Week 4: Introduction to social science
Welcome to Week 4 of the course. The first week divided the range of subjects that it is possible to study at university into three broad areas:
- arts and humanities – these included the topic that this course explored in the last two weeks
- social science – your focus for this week and next
- science, technology, engineering and mathematics (STEM) subjects, which includes science and maths.
In the following video, Jonathan Hughes, the author of the social science parts of the course introduces Week 4:
Social sciences until the early nineteenth century were really part of philosophy. However, as countries like the United States, France Germany and the UK moved from being agricultural to industrial societies there was a greater need to address the problems and issues that came about from this change.
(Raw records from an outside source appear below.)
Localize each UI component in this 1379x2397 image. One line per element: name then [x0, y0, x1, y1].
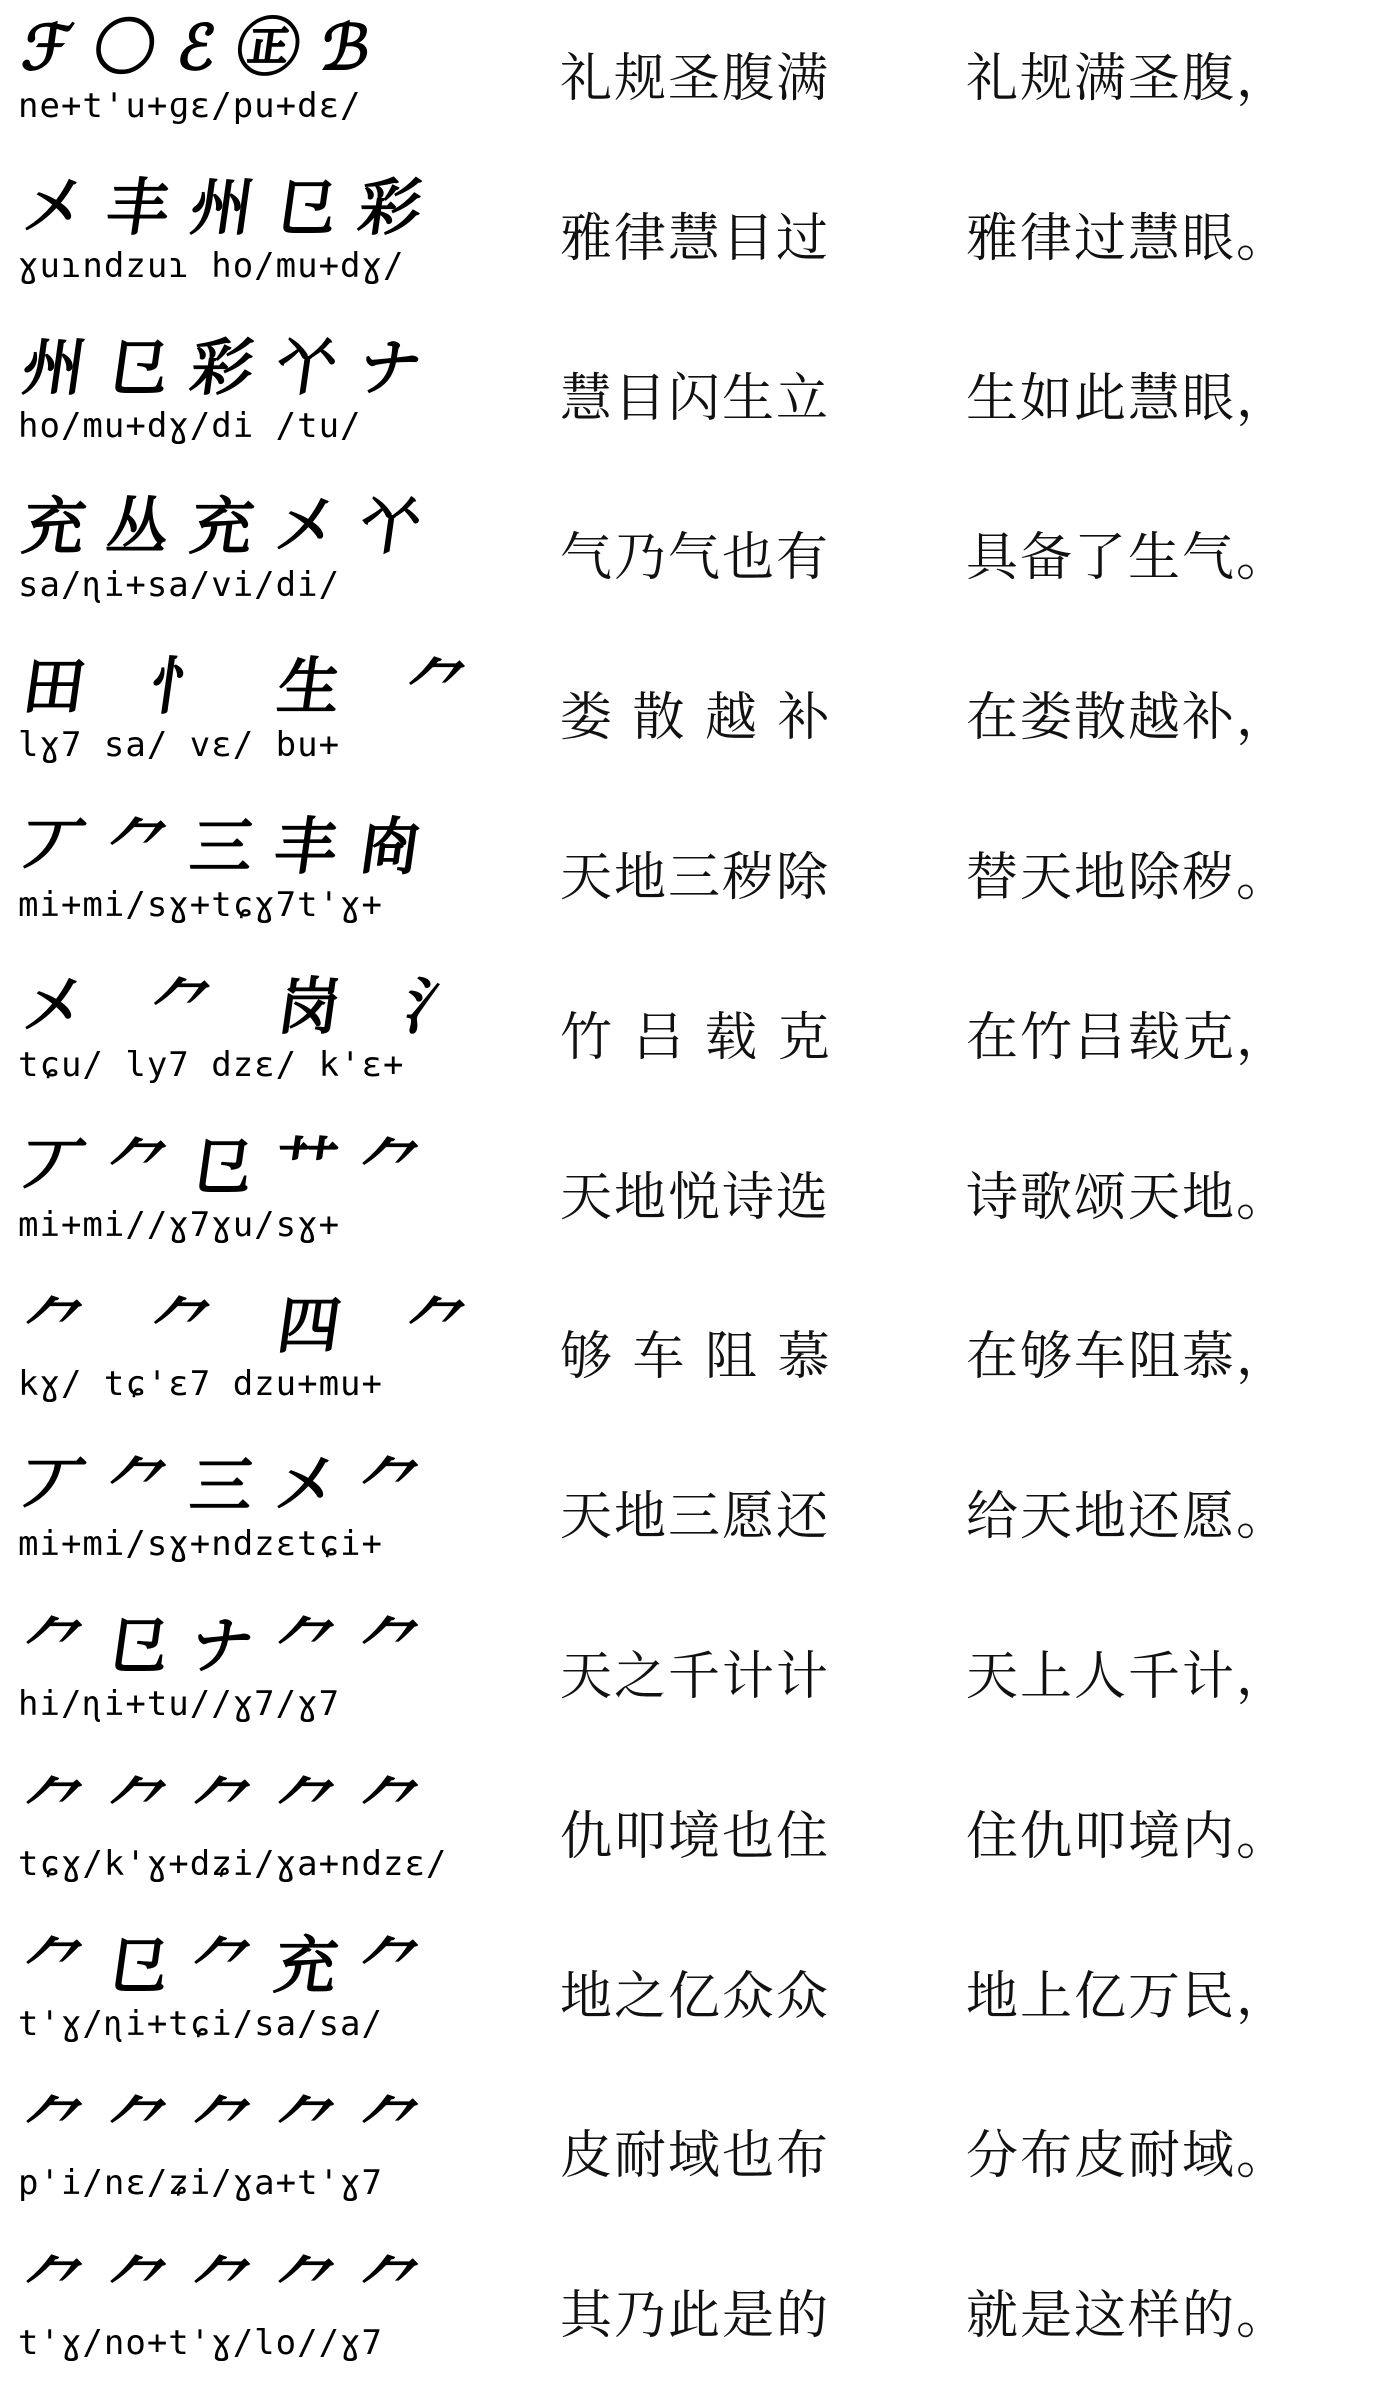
verse-row: [0, 1758, 1379, 1918]
native-script-glyphs: ⺈⺈⺈⺈⺈: [18, 2088, 449, 2162]
script-line: [18, 491, 458, 631]
native-script-glyphs: 丆⺈三丰㕯: [18, 810, 449, 883]
native-script-glyphs: ⺈㔾⺈充⺈: [18, 1928, 449, 2002]
script-line: [18, 1289, 496, 1430]
phonetic-transcription: mi+mi/sɣ+tɕɣ7t'ɣ+: [18, 885, 383, 925]
free-translation: 住仇叩境内。: [966, 1806, 1291, 1867]
phonetic-transcription: ɣuɿndzuɿ ho/mu+dɣ/: [18, 245, 405, 286]
verse-row: [0, 2237, 1379, 2397]
native-script-glyphs: ⺈⺈⺈⺈⺈: [18, 1768, 449, 1842]
free-translation: 在竹吕载克，: [966, 1007, 1291, 1068]
verse-row: [0, 2077, 1379, 2237]
literal-gloss: 慧目闪生立: [560, 368, 831, 429]
literal-gloss: 礼规圣腹满: [560, 49, 831, 109]
script-line: [18, 1610, 458, 1750]
native-script-glyphs: ℱ〇ℰ㊣ℬ: [18, 11, 398, 84]
free-translation: 天上人千计，: [966, 1647, 1291, 1707]
literal-gloss: 天地三秽除: [560, 848, 831, 908]
native-script-glyphs: 丆⺈三㐅⺈: [18, 1449, 449, 1523]
literal-gloss: 天地悦诗选: [560, 1167, 831, 1228]
native-script-glyphs: 丆⺈㔾⺿⺈: [18, 1129, 449, 1203]
script-line: [18, 12, 458, 152]
phonetic-transcription: ho/mu+dɣ/di /tu/: [18, 405, 362, 446]
script-line: [18, 1770, 458, 1910]
script-line: [18, 2249, 458, 2389]
verse-row: [0, 1918, 1379, 2078]
script-line: [18, 1131, 458, 1271]
free-translation: 在娄散越补，: [966, 688, 1291, 749]
literal-gloss: 地之亿众众: [560, 1966, 831, 2027]
free-translation: 礼规满圣腹，: [966, 49, 1291, 109]
free-translation: 具备了生气。: [966, 528, 1291, 589]
verse-row: [0, 1119, 1379, 1279]
verse-row: [0, 0, 1379, 160]
native-script-glyphs: 州㔾彩𠁥ナ: [18, 330, 449, 404]
script-line: [18, 1450, 458, 1590]
verse-row: [0, 959, 1379, 1119]
native-script-glyphs: 㐅丰州㔾彩: [18, 170, 449, 244]
free-translation: 雅律过慧眼。: [966, 208, 1291, 269]
verse-row: [0, 160, 1379, 320]
literal-gloss: 气乃气也有: [560, 528, 831, 589]
verse-row: [0, 1598, 1379, 1758]
verse-row: [0, 1278, 1379, 1438]
script-line: [18, 172, 458, 312]
literal-gloss: 仇叩境也住: [560, 1806, 831, 1867]
literal-gloss: 天之千计计: [560, 1647, 831, 1707]
literal-gloss: 雅律慧目过: [560, 208, 831, 269]
native-script-glyphs: ⺈ ⺈ 四 ⺈: [18, 1289, 496, 1363]
phonetic-transcription: lɣ7 sa/ vɛ/ bu+: [18, 725, 341, 766]
free-translation: 就是这样的。: [966, 2286, 1291, 2347]
phonetic-transcription: t'ɣ/no+t'ɣ/lo//ɣ7: [18, 2323, 383, 2364]
free-translation: 生如此慧眼，: [966, 368, 1291, 429]
literal-gloss: 够 车 阻 慕: [560, 1327, 832, 1388]
native-script-glyphs: ⺈㔾ナ⺈⺈: [18, 1609, 449, 1682]
script-line: [18, 650, 496, 791]
literal-gloss: 娄 散 越 补: [560, 688, 832, 749]
native-script-glyphs: 㐅 ⺈ 岗 氵: [18, 969, 496, 1043]
phonetic-transcription: mi+mi/sɣ+ndzɛtɕi+: [18, 1524, 383, 1565]
phonetic-transcription: t'ɣ/ɳi+tɕi/sa/sa/: [18, 2003, 383, 2044]
phonetic-transcription: sa/ɳi+sa/vi/di/: [18, 565, 341, 606]
verse-row: [0, 1438, 1379, 1598]
script-line: [18, 811, 458, 951]
phonetic-transcription: ne+t'u+ɡɛ/pu+dɛ/: [18, 86, 362, 126]
literal-gloss: 竹 吕 载 克: [560, 1007, 832, 1068]
phonetic-transcription: p'i/nɛ/ʑi/ɣa+t'ɣ7: [18, 2163, 383, 2204]
phonetic-transcription: tɕu/ ly7 dzɛ/ k'ɛ+: [18, 1044, 405, 1085]
native-script-glyphs: ⺈⺈⺈⺈⺈: [18, 2248, 449, 2322]
free-translation: 诗歌颂天地。: [966, 1167, 1291, 1228]
script-line: [18, 2089, 458, 2229]
literal-gloss: 天地三愿还: [560, 1487, 831, 1548]
verse-row: [0, 479, 1379, 639]
free-translation: 在够车阻慕，: [966, 1327, 1291, 1388]
free-translation: 替天地除秽。: [966, 848, 1291, 908]
free-translation: 给天地还愿。: [966, 1487, 1291, 1548]
literal-gloss: 皮耐域也布: [560, 2126, 831, 2187]
literal-gloss: 其乃此是的: [560, 2286, 831, 2347]
phonetic-transcription: kɣ/ tɕ'ɛ7 dzu+mu+: [18, 1364, 383, 1405]
verse-row: [0, 320, 1379, 480]
script-line: [18, 1930, 458, 2070]
native-script-glyphs: 田 ⺖ 生 ⺈: [18, 650, 496, 724]
free-translation: 地上亿万民，: [966, 1966, 1291, 2027]
script-line: [18, 969, 496, 1111]
phonetic-transcription: hi/ɳi+tu//ɣ7/ɣ7: [18, 1684, 341, 1724]
verse-row: [0, 639, 1379, 799]
native-script-glyphs: 充丛充㐅𠁥: [18, 490, 449, 564]
phonetic-transcription: mi+mi//ɣ7ɣu/sɣ+: [18, 1204, 341, 1245]
phonetic-transcription: tɕɣ/k'ɣ+dʑi/ɣa+ndzɛ/: [18, 1843, 448, 1884]
script-line: [18, 332, 458, 472]
verse-row: [0, 799, 1379, 959]
free-translation: 分布皮耐域。: [966, 2126, 1291, 2187]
This led to a number of disciplines like sociology, economics and psychology separating out. To take sociology as an example, the Penguin Dictionary of Sociology (Abercrombie et al. 2000) points out that sociology literally means ‘the study of the processes of companionship’. Although people have always been interested in how their society worked the actual term ’sociology’ was first publicly used by Auguste Comte in 1838. According to Abercrombie et al. (2000),
Comte thought that sociology was a science employing observation, experimentation and comparison, which was specifically relevant to the new social order of Industrial Europe.
Many of these issues are very similar to those faced in the early twentieth century by countries like China and India as they become industrial nations.
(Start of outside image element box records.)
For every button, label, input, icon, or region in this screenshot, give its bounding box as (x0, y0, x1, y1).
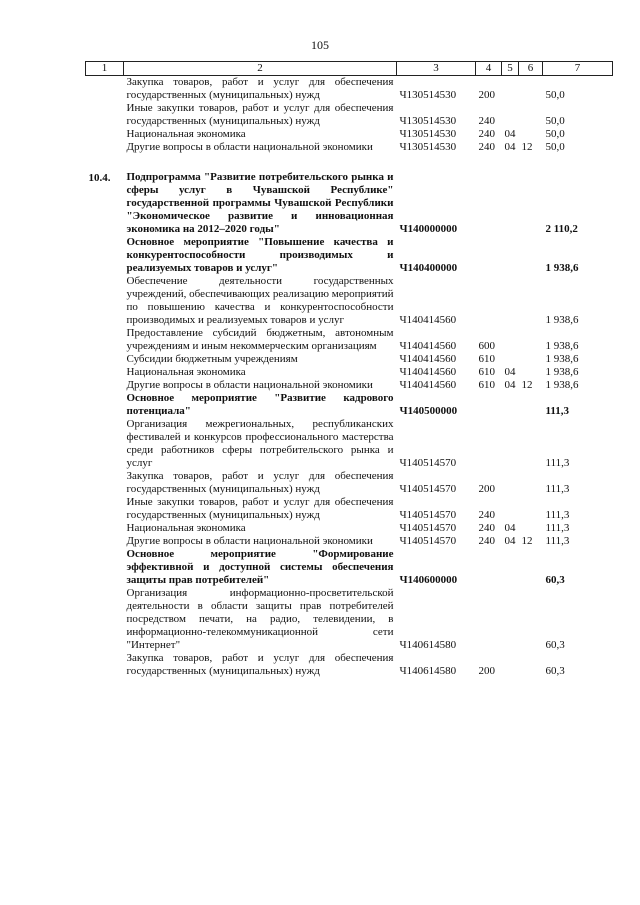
row-number: 10.4. (88, 172, 111, 184)
target-article-code: Ч140414560 (399, 340, 457, 352)
row-number (86, 379, 124, 392)
row-name: Другие вопросы в области национальной экономики (126, 535, 373, 547)
row-name: Национальная экономика (126, 128, 246, 140)
section-code (502, 652, 519, 678)
section-code (502, 548, 519, 587)
expense-type-code (476, 587, 502, 652)
subsection-code (519, 496, 543, 522)
subsection-code (519, 102, 543, 128)
section-code (502, 587, 519, 652)
row-number (86, 236, 124, 275)
row-number (86, 548, 124, 587)
amount-value: 50,0 (545, 89, 565, 101)
row-name: Закупка товаров, работ и услуг для обеспечения государственных (муниципальных) нужд (126, 470, 394, 495)
target-article-code: Ч130514530 (399, 115, 457, 127)
table-row (86, 587, 613, 652)
table-row (86, 652, 613, 678)
amount-value: 60,3 (545, 574, 565, 586)
target-article-code: Ч140400000 (399, 262, 458, 274)
row-number (86, 102, 124, 128)
table-row (86, 418, 613, 470)
subsection-code (519, 275, 543, 327)
row-name: Национальная экономика (126, 522, 246, 534)
table-body (86, 76, 613, 679)
row-number (86, 522, 124, 535)
expense-type-code: 240 (478, 509, 495, 521)
target-article-code: Ч140500000 (399, 405, 458, 417)
amount-value: 1 938,6 (545, 314, 579, 326)
table-row (86, 171, 613, 236)
expense-type-code: 240 (478, 522, 495, 534)
row-number (86, 353, 124, 366)
section-code (502, 353, 519, 366)
expense-type-code: 240 (478, 141, 495, 153)
budget-table (85, 61, 613, 678)
row-name: Основное мероприятие "Повышение качества и конкурентоспособности производимых и реализуемых товаров и услуг" (126, 236, 394, 274)
expense-type-code: 600 (478, 340, 495, 352)
column-header: 5 (502, 62, 519, 76)
row-name: Основное мероприятие "Формирование эффективной и доступной системы обеспечения защиты прав потребителей" (126, 548, 394, 586)
expense-type-code: 610 (478, 366, 495, 378)
column-header: 1 (86, 62, 124, 76)
section-code (502, 327, 519, 353)
subsection-code (519, 76, 543, 103)
target-article-code: Ч140614580 (399, 665, 457, 677)
target-article-code: Ч140414560 (399, 353, 457, 365)
expense-type-code: 610 (478, 353, 495, 365)
row-name: Обеспечение деятельности государственных учреждений, обеспечивающих реализацию мероприятий по повышению качества и конкурентоспособности производимых и реализуемых товаров и услуг (126, 275, 394, 326)
subsection-code (519, 353, 543, 366)
subsection-code: 12 (521, 379, 533, 391)
target-article-code: Ч140514570 (399, 522, 457, 534)
table-row (86, 236, 613, 275)
row-name: Иные закупки товаров, работ и услуг для обеспечения государственных (муниципальных) нужд (126, 496, 394, 521)
target-article-code: Ч140614580 (399, 639, 457, 651)
table-row (86, 392, 613, 418)
page-number: 105 (311, 38, 329, 52)
amount-value: 1 938,6 (545, 262, 579, 274)
table-row (86, 496, 613, 522)
target-article-code: Ч130514530 (399, 141, 457, 153)
row-number (86, 366, 124, 379)
row-number (86, 535, 124, 548)
section-code (502, 470, 519, 496)
row-name: Субсидии бюджетным учреждениям (126, 353, 298, 365)
amount-value: 111,3 (545, 483, 570, 495)
row-number (86, 275, 124, 327)
column-header: 7 (543, 62, 613, 76)
expense-type-code: 200 (478, 665, 495, 677)
row-number (86, 141, 124, 154)
subsection-code: 12 (521, 141, 533, 153)
section-code (502, 236, 519, 275)
target-article-code: Ч140600000 (399, 574, 458, 586)
subsection-code (519, 470, 543, 496)
row-number (86, 418, 124, 470)
expense-type-code (476, 236, 502, 275)
section-code (502, 418, 519, 470)
column-header: 3 (397, 62, 476, 76)
amount-value: 1 938,6 (545, 353, 579, 365)
target-article-code: Ч140000000 (399, 223, 458, 235)
section-code: 04 (504, 366, 516, 378)
subsection-code (519, 236, 543, 275)
row-number (86, 470, 124, 496)
amount-value: 111,3 (545, 535, 570, 547)
amount-value: 1 938,6 (545, 366, 579, 378)
table-row (86, 128, 613, 141)
expense-type-code: 200 (478, 483, 495, 495)
section-code: 04 (504, 535, 516, 547)
expense-type-code (476, 548, 502, 587)
amount-value: 111,3 (545, 522, 570, 534)
subsection-code (519, 128, 543, 141)
target-article-code: Ч140514570 (399, 457, 457, 469)
section-code (502, 496, 519, 522)
amount-value: 111,3 (545, 405, 570, 417)
amount-value: 1 938,6 (545, 379, 579, 391)
row-number (86, 496, 124, 522)
amount-value: 1 938,6 (545, 340, 579, 352)
section-code: 04 (504, 379, 516, 391)
table-row (86, 327, 613, 353)
amount-value: 60,3 (545, 665, 565, 677)
target-article-code: Ч140414560 (399, 366, 457, 378)
table-row (86, 353, 613, 366)
expense-type-code: 200 (478, 89, 495, 101)
row-name: Другие вопросы в области национальной экономики (126, 379, 373, 391)
table-row (86, 548, 613, 587)
target-article-code: Ч140514570 (399, 535, 457, 547)
amount-value: 50,0 (545, 128, 565, 140)
row-number (86, 327, 124, 353)
table-row (86, 535, 613, 548)
subsection-code (519, 171, 543, 236)
column-header: 4 (476, 62, 502, 76)
section-code: 04 (504, 522, 516, 534)
section-code (502, 102, 519, 128)
row-name: Организация информационно-просветительской деятельности в области защиты прав потребителей посредством печати, на радио, телевидении, в информационно-телекоммуникационной сети "Интернет" (126, 587, 394, 651)
target-article-code: Ч140414560 (399, 379, 457, 391)
expense-type-code: 240 (478, 535, 495, 547)
section-code: 04 (504, 128, 516, 140)
subsection-code (519, 327, 543, 353)
amount-value: 60,3 (545, 639, 565, 651)
row-number (86, 652, 124, 678)
table-row (86, 141, 613, 154)
column-number-header-row (86, 62, 613, 76)
row-name: Предоставление субсидий бюджетным, автономным учреждениям и иным некоммерческим организациям (126, 327, 394, 352)
row-number (86, 392, 124, 418)
target-article-code: Ч130514530 (399, 128, 457, 140)
expense-type-code (476, 392, 502, 418)
table-row (86, 102, 613, 128)
table-row (86, 76, 613, 103)
amount-value: 111,3 (545, 457, 570, 469)
row-name: Национальная экономика (126, 366, 246, 378)
table-row (86, 379, 613, 392)
row-name: Иные закупки товаров, работ и услуг для обеспечения государственных (муниципальных) нужд (126, 102, 394, 127)
spacer-row (86, 154, 613, 171)
section-code (502, 171, 519, 236)
section-code (502, 76, 519, 103)
row-number (86, 128, 124, 141)
amount-value: 111,3 (545, 509, 570, 521)
spacer-cell (86, 154, 613, 171)
expense-type-code (476, 275, 502, 327)
expense-type-code: 240 (478, 128, 495, 140)
table-row (86, 366, 613, 379)
section-code: 04 (504, 141, 516, 153)
subsection-code (519, 392, 543, 418)
amount-value: 2 110,2 (545, 223, 578, 235)
target-article-code: Ч140414560 (399, 314, 457, 326)
subsection-code (519, 366, 543, 379)
section-code (502, 275, 519, 327)
table-row (86, 470, 613, 496)
column-header: 2 (124, 62, 397, 76)
column-header: 6 (519, 62, 543, 76)
expense-type-code: 610 (478, 379, 495, 391)
row-number (86, 587, 124, 652)
subsection-code (519, 418, 543, 470)
row-name: Закупка товаров, работ и услуг для обеспечения государственных (муниципальных) нужд (126, 652, 394, 677)
target-article-code: Ч140514570 (399, 483, 457, 495)
amount-value: 50,0 (545, 115, 565, 127)
expense-type-code: 240 (478, 115, 495, 127)
row-name: Основное мероприятие "Развитие кадрового потенциала" (126, 392, 394, 417)
subsection-code: 12 (521, 535, 533, 547)
subsection-code (519, 587, 543, 652)
subsection-code (519, 652, 543, 678)
target-article-code: Ч140514570 (399, 509, 457, 521)
subsection-code (519, 522, 543, 535)
row-name: Организация межрегиональных, республиканских фестивалей и конкурсов профессионального мастерства среди работников сферы потребительского рынка и услуг (126, 418, 394, 469)
row-name: Закупка товаров, работ и услуг для обеспечения государственных (муниципальных) нужд (126, 76, 394, 101)
row-name: Подпрограмма "Развитие потребительского рынка и сферы услуг в Чувашской Республике" государственной программы Чувашской Республики "Экономическое развитие и инновационная экономика на 2012–2020 годы" (126, 171, 394, 235)
table-row (86, 275, 613, 327)
table-row (86, 522, 613, 535)
target-article-code: Ч130514530 (399, 89, 457, 101)
section-code (502, 392, 519, 418)
amount-value: 50,0 (545, 141, 565, 153)
expense-type-code (476, 418, 502, 470)
row-number (86, 76, 124, 103)
expense-type-code (476, 171, 502, 236)
subsection-code (519, 548, 543, 587)
row-name: Другие вопросы в области национальной экономики (126, 141, 373, 153)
This approach to social science is referred to as positivism and seeks to develop general laws to explain how societies work. This approach has been subject to different sorts of criticism. In particular there is a lot of debate within the social sciences as to whether it is possible to explain events or whether a more realistic goal is to try and arrive at a more rounded understanding. Another important criticism has been that positivism does not really take into account the intentions or motivations of individuals.
One really fascinating aspect of the social sciences is that we are all social scientists – we have to be to manage our everyday encounters with other people. Just walking down a busy street requires a high level of understanding of what people are likely to do.
This might sound like a rather grand claim. However, we all need to know how other people are likely to behave in different social situations if we want to get through each day without too many bumps and bruises.
We are also social scientists in everyday life because we have ways to deal with social encounters.
This week you will:
- start to identify the subjects grouped as social science
- begin to think about how social science can be used to think about everyday events
- understand and apply the concepts of identity and stereotyping
- explore aspects of cultural identity and group belonging
- understand how using a spider diagram can develop your study skills.